5. The respondent being aggrieved by the said order of the Government of India filed a writ petition to this Court and, as stated already, a Rule Nisi was issued thereon. The learned Judge held inter-alia that as the respondent had not incurred any cost on account of the containers and lead acid which were supplied by the Railway, the value of the same could not be included with the manufacturing cost and, consequently there could be no assessment on such cost. In that view of the matter, the Rule Nisi was made absolute. Hence this appeal.
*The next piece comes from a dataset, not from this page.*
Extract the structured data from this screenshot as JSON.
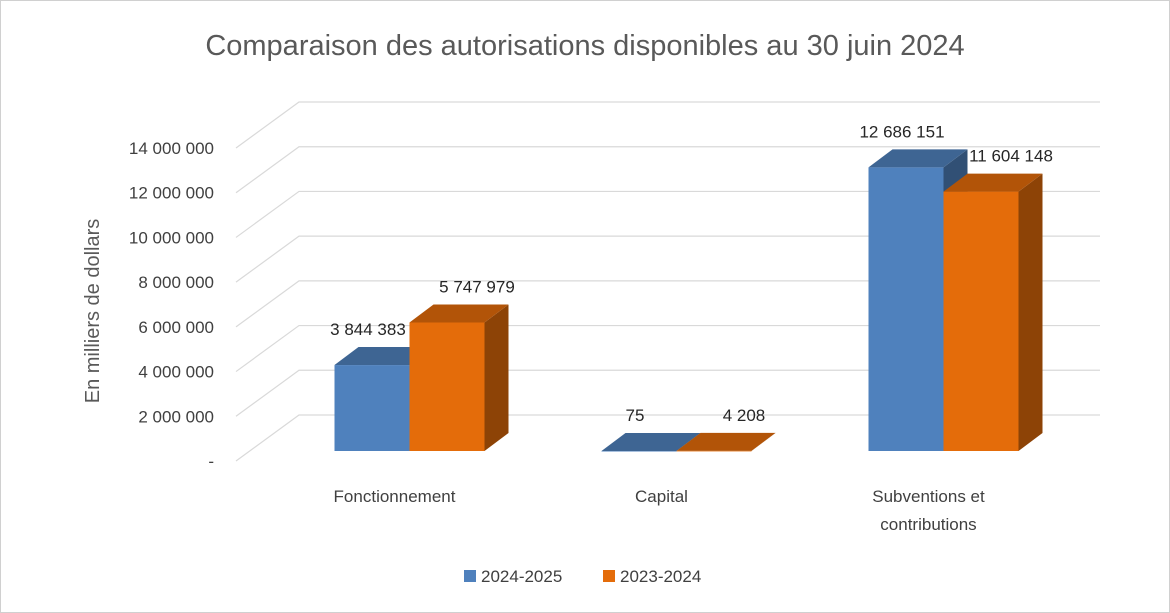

6. The respondent was to manufacture the batteries for the Railway. It was not the contract that the respondent was to supply the parts of the batteries. Indeed, the price for each battery including the cost of the container and lead acid was fixed. The value of the container and lead acid was also agreed between the parties. It was agreed that the Railway was to supply the containers and lead acid. It was further agreed that the value of the containers and lead acid would be adjusted against the price of the finished product in the form of rebate. It is true that the Railway supplied the containers and lead acid, but not gratice. If the respondent had to purchase the same from the market, it had to incur the same cost as agreed to between the parties. Instead of procuring such containers and lead acid from the market, the respondent got the same from the Railway and had to pay the price of the same which was adjusted as rebate. It is difficult to accept the contention made on behalf of the respondent that the respondent had not to incur any cost with regard to the container and lead acid that were supplied by the Railway. Indeed, the respondent had to adjust the price of the container and, lead acid against the price of the finished product. In our opinion, the manufacturing cost of a finished storage battery cannot be conceived of without taking into consideration the cost of the containers and lead acid. As has been already stated, the respondent was not, under the contract, to supply parts of the batteries, but was to supply the finished batteries. Such batteries must include also the cost of the container and lead acid and that cost had to be incurred by the respondent when it granted rebate of Rs. 80/- from the total price. In the circumstances, therefore, the Government of India was quite justified in setting aside the orders of the Appellate Collector and in affirming that of the Assistant Collector of Central Excise directing payment of excise duty on the sum of Rs. 80/- for each battery supplied by the respondent.

7. For the reasons aforesaid, the judgment of the learned Judge is set aside. The writ petition is dismissed and the Rule is discharged. The appeal is allowed.